El que no se consuela es porque no quiere, ya que la conformidad no tributa y es una suerte que los madrileños tengamos como vecino al escuálido río Manzanares, que no se sale de madre porque es huérfano desde la eternidad. Mal año en todas las latitudes, invierno duro, inclemente. Inundaciones y catástrofes en el Continente y en las Islas Británicas, desolación por tierras aragonesas y un frío que pela el que visitó nuestra ciudad. Para algunos apenas ha pasado el tiempo, aquel que reflejaban los estupendos ilustradores del siglo pasado, mostrando, por estas épocas, la silueta deplorable del menesteroso, sin gabán, rotos los codos de la chaqueta y ladeado el bombín sobre las greñas.

Hoy, en estos meses invernales, los vemos, los adivinamos protegidos por grandes cajas de cartón, que contuvieron espléndidos frigoríficos, durmiendo a pierna suelta en los lugares más céntricos de Madrid. En plena Gran Vía, en calles concurridas donde el hormigueo de los viandantes parece no molestarles, hasta bien entrada la mañana. Me duele y me asombra el espectáculo de esas siluetas -más hombres que mujeres, las hay- tiradas en el suelo, encogidas, pero indiferentes al ajetreo urbano.

Siento un punto de envidia hacia quienes concilian el sueño en tan incómodas circunstancias, sin pastillas ni silencio en torno. Cuando doy un pequeño rodeo en la acera, para no vulnerar su territorio, pienso que estos mendigos cosmopolitas eligen lugares públicos céntricos y transitados, quizá por seguridad personal, ¡hay tanto delincuente suelto! Algunos he visto reposando en el vestíbulo de alguna sucursal de banco, en mi barrio, los fines de semana, y no me sorprendería algún acuerdo provechoso entre alguna entidad de crédito y estos presuntos desheredados.
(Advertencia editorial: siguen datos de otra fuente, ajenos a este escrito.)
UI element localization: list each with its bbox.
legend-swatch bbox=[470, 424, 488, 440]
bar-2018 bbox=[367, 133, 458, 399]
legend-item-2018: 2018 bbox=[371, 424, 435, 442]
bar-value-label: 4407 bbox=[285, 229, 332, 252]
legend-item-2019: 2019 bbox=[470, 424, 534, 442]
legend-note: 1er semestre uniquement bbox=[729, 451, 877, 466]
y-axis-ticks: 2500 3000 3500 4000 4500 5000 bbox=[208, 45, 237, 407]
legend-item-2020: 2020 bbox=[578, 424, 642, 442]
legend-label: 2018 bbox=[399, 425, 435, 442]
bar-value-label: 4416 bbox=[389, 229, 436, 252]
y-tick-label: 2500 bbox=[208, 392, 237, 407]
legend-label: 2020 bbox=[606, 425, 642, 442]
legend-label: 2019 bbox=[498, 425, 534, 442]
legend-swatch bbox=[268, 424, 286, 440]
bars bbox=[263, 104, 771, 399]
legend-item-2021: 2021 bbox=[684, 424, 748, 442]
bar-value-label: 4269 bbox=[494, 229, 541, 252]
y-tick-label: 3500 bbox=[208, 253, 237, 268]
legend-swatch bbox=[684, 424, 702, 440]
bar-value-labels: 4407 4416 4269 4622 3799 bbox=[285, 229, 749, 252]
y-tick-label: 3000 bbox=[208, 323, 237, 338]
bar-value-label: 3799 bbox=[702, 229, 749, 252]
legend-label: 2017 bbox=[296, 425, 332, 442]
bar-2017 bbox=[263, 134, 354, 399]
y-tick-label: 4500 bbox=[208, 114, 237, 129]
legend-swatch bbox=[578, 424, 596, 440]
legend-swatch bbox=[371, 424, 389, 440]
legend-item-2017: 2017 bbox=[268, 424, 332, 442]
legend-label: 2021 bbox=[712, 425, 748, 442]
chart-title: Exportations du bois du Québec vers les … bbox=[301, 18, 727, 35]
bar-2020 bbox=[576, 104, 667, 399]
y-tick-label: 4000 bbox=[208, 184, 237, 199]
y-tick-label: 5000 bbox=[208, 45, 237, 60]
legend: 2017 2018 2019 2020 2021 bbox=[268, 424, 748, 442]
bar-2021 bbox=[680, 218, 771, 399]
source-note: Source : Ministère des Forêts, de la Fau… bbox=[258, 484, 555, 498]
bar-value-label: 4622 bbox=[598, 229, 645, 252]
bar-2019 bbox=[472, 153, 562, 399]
Tienen cobijo y ahuyentan a los posibles ladrones en esas fechas y horas.

La climatología deja de ser una información puntual para alcanzar la categoría de noticia. La mala, se entiende, difundida por los telediarios, con esa curiosa expresión de gozo con que algunos locutores transmiten las novedades siniestras. Aquí nos vamos librando, con alguna tímida nevada cuyos restos solo permanecieron en los tejados resguardados del sol. Lo supongo debido al calor que despide la gran ciudad, aunque tal cosa no ocurra en Londres o en Moscú, cuestión de latitudes. La tele hace lo que puede por sembrar la alarma, aunque sea remota la posibilidad de quedar incomunicados. El temporal de lluvia y de nieve siempre nos pilla como una inesperada aurora boreal, dejando en evidencia las previsiones meteorológicas, que nunca aciertan más allá de las 24 horas. Una queja generalizada es la sorpresa con que se abaten los temporales sobre la Tierra salvo las declaraciones que los viejos campesinos y los alcaldes pedáneos ofrecen sobre la repetición de esos fenómenos, el conocido desbordamiento de los ríos y la notoria ausencia de medidas adecuadas. Suele decirse que llovió, nevó como no recordaban los más ancianos de la localidad y a mi eso me parece una inexactitud. La climatología española es brusca, extremosa, pero no impredecible. Cada tantos años -cinco, siete, diez- se producen semejantes meteoros que casi siempre cogen con el pie cambiado a las máquinas quitanieves y, cuando cae de verdad, poco menos que es preciso ir a comprar la sal al supermercado. Hay que reconocer, empero, que se reacciona con eficacia, salvo en la tendencia a permitir que se construyan viviendas junto a los cauces máximos de los ríos, donde vive, gente modesta.

¿Es que antes no llovía tanto, y no se rompía el cauce las aguas? Claro que sí, pero la mayoría de la gente no se enteraba, salvo los afectados directamente. Hoy, el sentido catastrofista de la vida saca a la luz, con detalle, cualquier evento trágico, que se procura exagerar todo lo posible, incluido el rescate de los temerarios montañeros. Hemos oído tantas veces que las consecuencias de algún desastre las padecerían varias generaciones y poco después las mismas devastadas regiones lucen tan ternes y atractivas como siempre. Cuentan que el mariscal francés Lyautey, llegó a un bosque de gigantescos cedros, algunos de los cuales habían sido talados. Ordenó que plantaran otros y un espabilado hizo notar que para que llegaran a ser de parecido tamaño habrían de pasar 200 años. La respuesta fue: "Pues hay que comenzar inmediatamente". Sería la mejor receta y el ejemplo más sensato. Para prevenir las tretas del mal tiempo.